I had a question this week on twitter, it was about the fact that DQLEN changes to values well below it was expected to be (30) in esxtop for a host. There was latency seen and experienced seen for VMs so the question was why is this happening and wouldn’t a lower DQLEN make things worse?
My first question: Do you have SIOC enabled? The answer was “yes”, and this is (most likely) what is causing the DQLEN changes. (What else could it be? Adaptive Queueing for instance.) When SIOC is enabled it will automatically change DQLEN when the configured latency threshold is exceeded based on the number of VMs per host and the number of shares. DQLEN will be changed to ensure a noisy neighbor VM is not claiming all I/O resources. I described how that works in this post in 2010 on Storage IO Fairness.
How do you solve this problem? Well, first of all, try to identify the source of the problems, this could be a single (or multiple) VMs, but it could also be that in general, the storage array is running at its peak constantly or backend services like replication is causing a slowdown. Typically it is a few (or one) VMs causing the load, try to find out which VMs are pushing the storage system and look for alternatives. Of course, that is easier said than done, as you may not have any expansion possibilities in the current solution.
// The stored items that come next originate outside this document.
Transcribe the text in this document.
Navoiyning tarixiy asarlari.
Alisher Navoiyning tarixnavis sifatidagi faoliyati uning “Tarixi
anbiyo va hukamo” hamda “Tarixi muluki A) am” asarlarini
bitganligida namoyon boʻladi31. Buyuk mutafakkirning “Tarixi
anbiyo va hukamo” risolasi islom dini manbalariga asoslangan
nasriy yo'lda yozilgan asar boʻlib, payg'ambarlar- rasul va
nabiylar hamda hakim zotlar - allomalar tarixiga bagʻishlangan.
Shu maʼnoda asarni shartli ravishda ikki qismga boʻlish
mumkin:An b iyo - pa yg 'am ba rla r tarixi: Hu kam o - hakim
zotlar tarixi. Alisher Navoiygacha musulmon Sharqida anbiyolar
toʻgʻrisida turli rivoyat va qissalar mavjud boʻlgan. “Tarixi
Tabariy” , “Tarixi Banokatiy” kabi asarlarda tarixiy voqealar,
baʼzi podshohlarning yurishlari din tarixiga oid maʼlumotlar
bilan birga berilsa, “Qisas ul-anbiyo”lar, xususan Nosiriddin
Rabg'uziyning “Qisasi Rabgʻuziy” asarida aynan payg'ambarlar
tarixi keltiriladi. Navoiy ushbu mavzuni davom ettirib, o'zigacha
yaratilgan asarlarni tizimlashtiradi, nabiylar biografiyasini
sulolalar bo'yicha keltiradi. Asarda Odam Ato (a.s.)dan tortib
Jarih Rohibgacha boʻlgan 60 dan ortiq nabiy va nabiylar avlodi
Offloading some of the I/O to a caching solution could also be an option (Infinio for instance), or replace the current solution with a more capable system is another one.
Amr Essam says
So as I understand that DQLEN value in esxtop should represent the “No of outstanding IOs with competing worlds” for the storage device, which SIOC changes when the latency threshold is hit on a datastore ….
My question is : without using SIOC when I go manually and set the “No of outstanding IOs” on a storage device using esxcli … and set the value to a number between 1 and the device max queue depth … I always see in the DQLEN value in esxtop the device max queue depth and not the value that I’ve manually set …. is this an expected behavior ?